Social networks provide political candidates with yet further channels to reach the electorate. Despite the popularity of Facebook, Bebo, Twitter and others here in Ireland, remarkably few of the Irish politicians appear to have embraced the medium. Obama set the gold standard during the US Presidential campaign. But for me, the challenge of the internet is confirming the authenticity of what is presented.
Impersonation and fooling the public is a popular theme in the movies for a very long time. The Prisoner of Zenda presents a mere commoner to impersonate his distant relative and the true would-be king when the latter is kidnapped before his coronation. The Great Impersonation provides a complicated web of intrigue. Kagemusha tells the story of a mere thief posing as a deceased Japanese warlord.
For the Irish public, and I suspect elsewhere, ghost-writing of articles and opinions on behalf of politicians is not uncommon. I have little doubt that a political candidate may argue that given the pressure of work, it makes sense to have someone else – especially a PR specialist – to spin a particular issue in favour of the chosen position of the candidate. With the advent of some political blogs from Irish politicians – including in one or two cases blogs which have only very recently suddenly popped up in the run up to the imminent elections – no doubt the temptation is there to sub-contract the authorship and content of the blog to an appropriately supportive ghost-blogger. Social networking contributions may equally be vulnerable to ghost-submitters working on behalf of a particular candidate.
It therefore is often challenging to read a political blog, or a political social network entry, or a political tweet, and know that whatever is said is actually said by the attributed politician. Perhaps some may feel that my observation is irrelevant: as long as the content is accurately ghost-written to reflect a candidate’s true position, and their character and their personality, does it matter ? Maybe I am old fashioned, but actually I believe yes it does matter: if something is written by a named author, then I – naively – expect that that author actually wrote the piece. I am also naturally very happy to read something written on behalf of a politician by some third party who is not a ghost, but openly declares their authorship.

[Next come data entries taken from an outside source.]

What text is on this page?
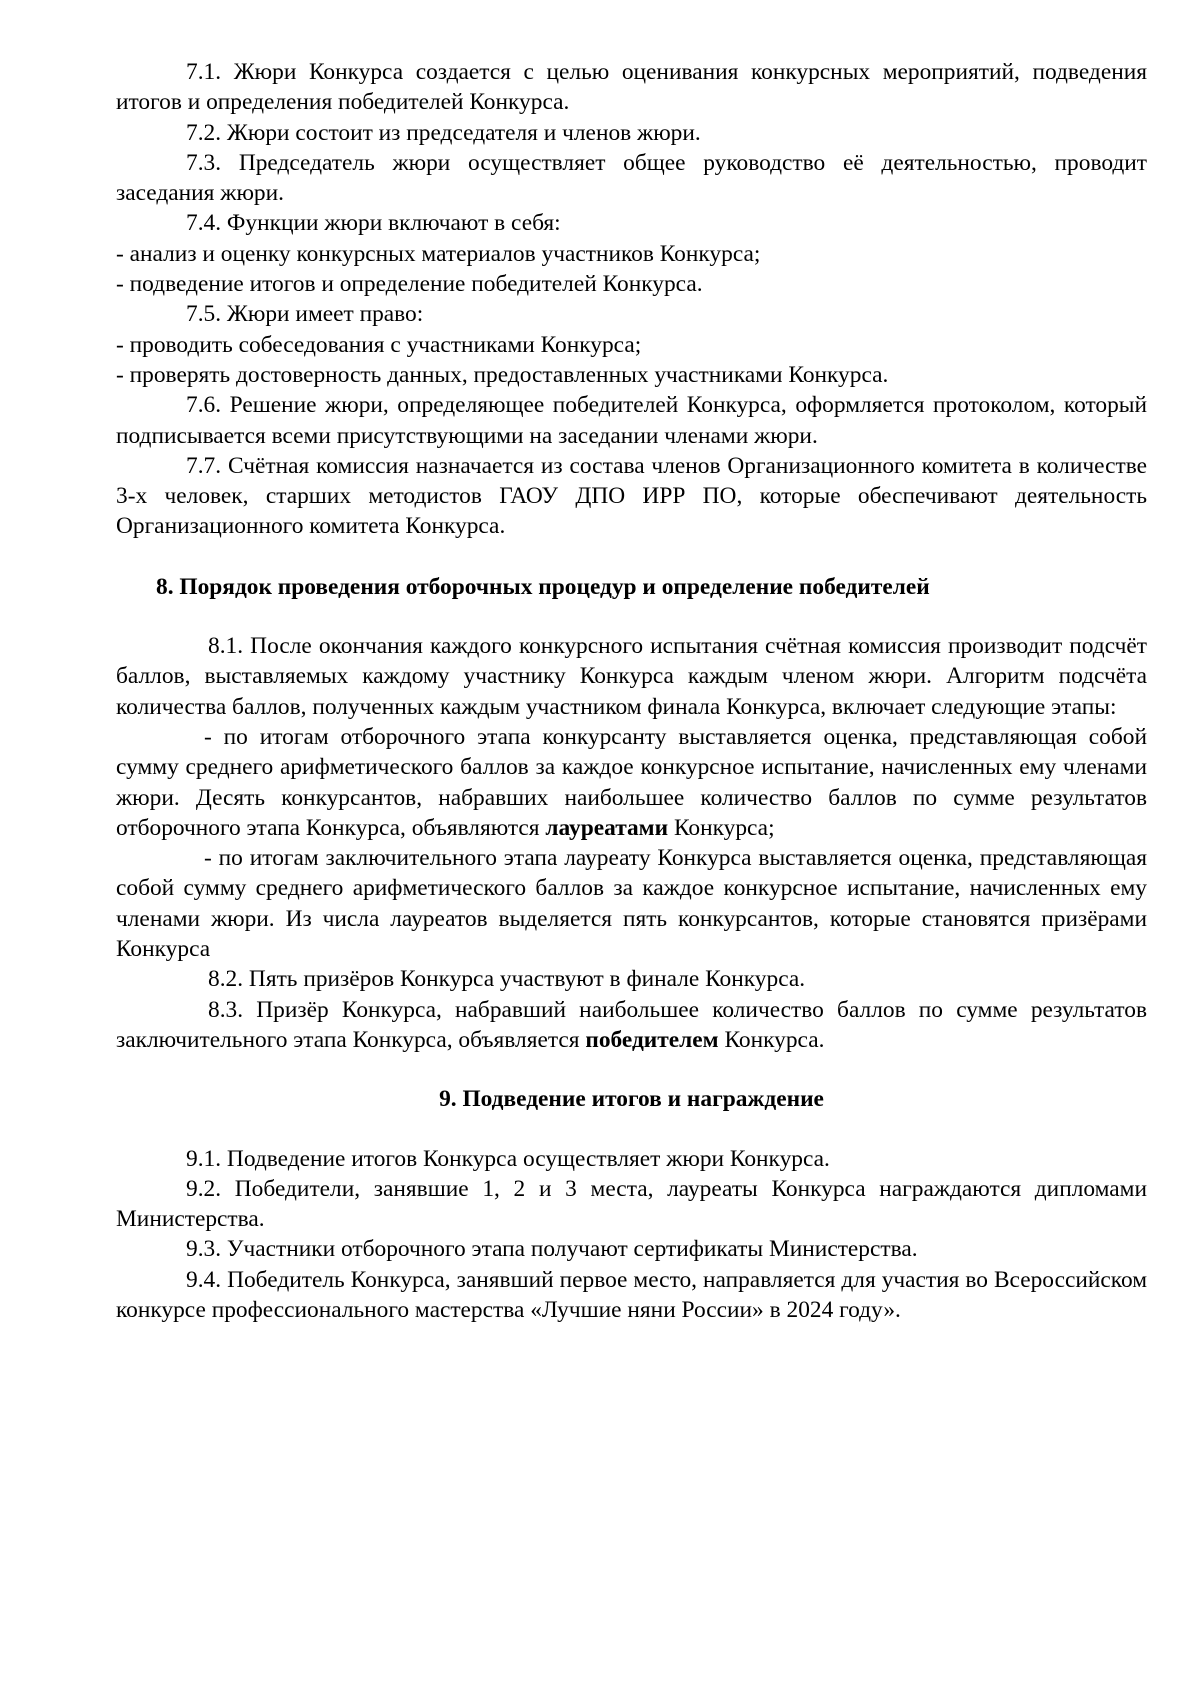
7.1. Жюри Конкурса создается с целью оценивания конкурсных мероприятий, подведения итогов и определения победителей Конкурса.

7.2. Жюри состоит из председателя и членов жюри.

7.3. Председатель жюри осуществляет общее руководство её деятельностью, проводит заседания жюри.

7.4. Функции жюри включают в себя:

- анализ и оценку конкурсных материалов участников Конкурса;

- подведение итогов и определение победителей Конкурса.

7.5. Жюри имеет право:

- проводить собеседования с участниками Конкурса;

- проверять достоверность данных, предоставленных участниками Конкурса.

7.6. Решение жюри, определяющее победителей Конкурса, оформляется протоколом, который подписывается всеми присутствующими на заседании членами жюри.

7.7. Счётная комиссия назначается из состава членов Организационного комитета в количестве 3-х человек, старших методистов ГАОУ ДПО ИРР ПО, которые обеспечивают деятельность Организационного комитета Конкурса.

8. Порядок проведения отборочных процедур и определение победителей

8.1. После окончания каждого конкурсного испытания счётная комиссия производит подсчёт баллов, выставляемых каждому участнику Конкурса каждым членом жюри. Алгоритм подсчёта количества баллов, полученных каждым участником финала Конкурса, включает следующие этапы:

- по итогам отборочного этапа конкурсанту выставляется оценка, представляющая собой сумму среднего арифметического баллов за каждое конкурсное испытание, начисленных ему членами жюри. Десять конкурсантов, набравших наибольшее количество баллов по сумме результатов отборочного этапа Конкурса, объявляются лауреатами Конкурса;

- по итогам заключительного этапа лауреату Конкурса выставляется оценка, представляющая собой сумму среднего арифметического баллов за каждое конкурсное испытание, начисленных ему членами жюри. Из числа лауреатов выделяется пять конкурсантов, которые становятся призёрами Конкурса

8.2. Пять призёров Конкурса участвуют в финале Конкурса.

8.3. Призёр Конкурса, набравший наибольшее количество баллов по сумме результатов заключительного этапа Конкурса, объявляется победителем Конкурса.

9. Подведение итогов и награждение

9.1. Подведение итогов Конкурса осуществляет жюри Конкурса.

9.2. Победители, занявшие 1, 2 и 3 места, лауреаты Конкурса награждаются дипломами Министерства.

9.3. Участники отборочного этапа получают сертификаты Министерства.

9.4. Победитель Конкурса, занявший первое место, направляется для участия во Всероссийском конкурсе профессионального мастерства «Лучшие няни России» в 2024 году».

If ghost-contributions on the internet are supposed to be acceptable to the public, then is impersonation also acceptable ?
We laugh when we see comical impersonations of politicians: Tina Fey’s impersonation of Sarah Palin comes to mind. But is it OK to laugh when a politician’s views are impersonated in a tweet or blog or social network contribution ? If it is OK to be fooled by a ghost writer acting on behalf of a politician, then is it also OK to be fooled by a troll writer undermining a politician ?
Remarkably few of the Irish politicians and candidates have a web presence. Irish politicians and candidates are therefore vulnerable to having their web identity obtained by someone else. It would be all too easy for a well known politician to apparently start not only blogging, but to start socially commenting and tweeting. It is a particular risk for senior politicians, since their views are widely followed including by international media. And if some of the media are lazy in verifying web sources, such as a wikipedia quote from the deceased Maurice Jarre which in fact was invented from UCD student Shane Fitzgerald, then surely our senior politicians are very vulnerable indeed ?
The is of course the law of defamation. But a week can be a very long time in politics, and a defamatory comment (or tweet or blog or social comment) incorrectly attributed to a politician could cause significant political damage, even if the real author was eventually tracked down after lengthy forensic work, possibly over international boundaries, and perhaps ultimately brought to court in some jurisdiction. The political cat would be out of the bag well before then, and the political damage well caused before the author was found.
What if a (apparent) senior politician started tweeting on what “really” was said at important meetings ? Like when Mary Coughlan and Willie O’Dea went to Michael Dell ? Or what Brian Lenihan said about the prospects of an early general election to international bond investors ? Or what Brian Cowen said to Angela Merkel in Berlin on the Lisbon Treaty ?
The web, and particularly the social web, is a wonderful opportunity for politicians to reach out in a very sincere way to the electorate. But it is also potentially a very dangerous tool by which a politician could be severely undermined by opponents or even by naive cynics.
I believe that politicians ignore the web at an extreme peril. They should go out of their way to claim their identities on the web as a matter of urgency, and be brave enough to then use it honestly and ethically to the electorate.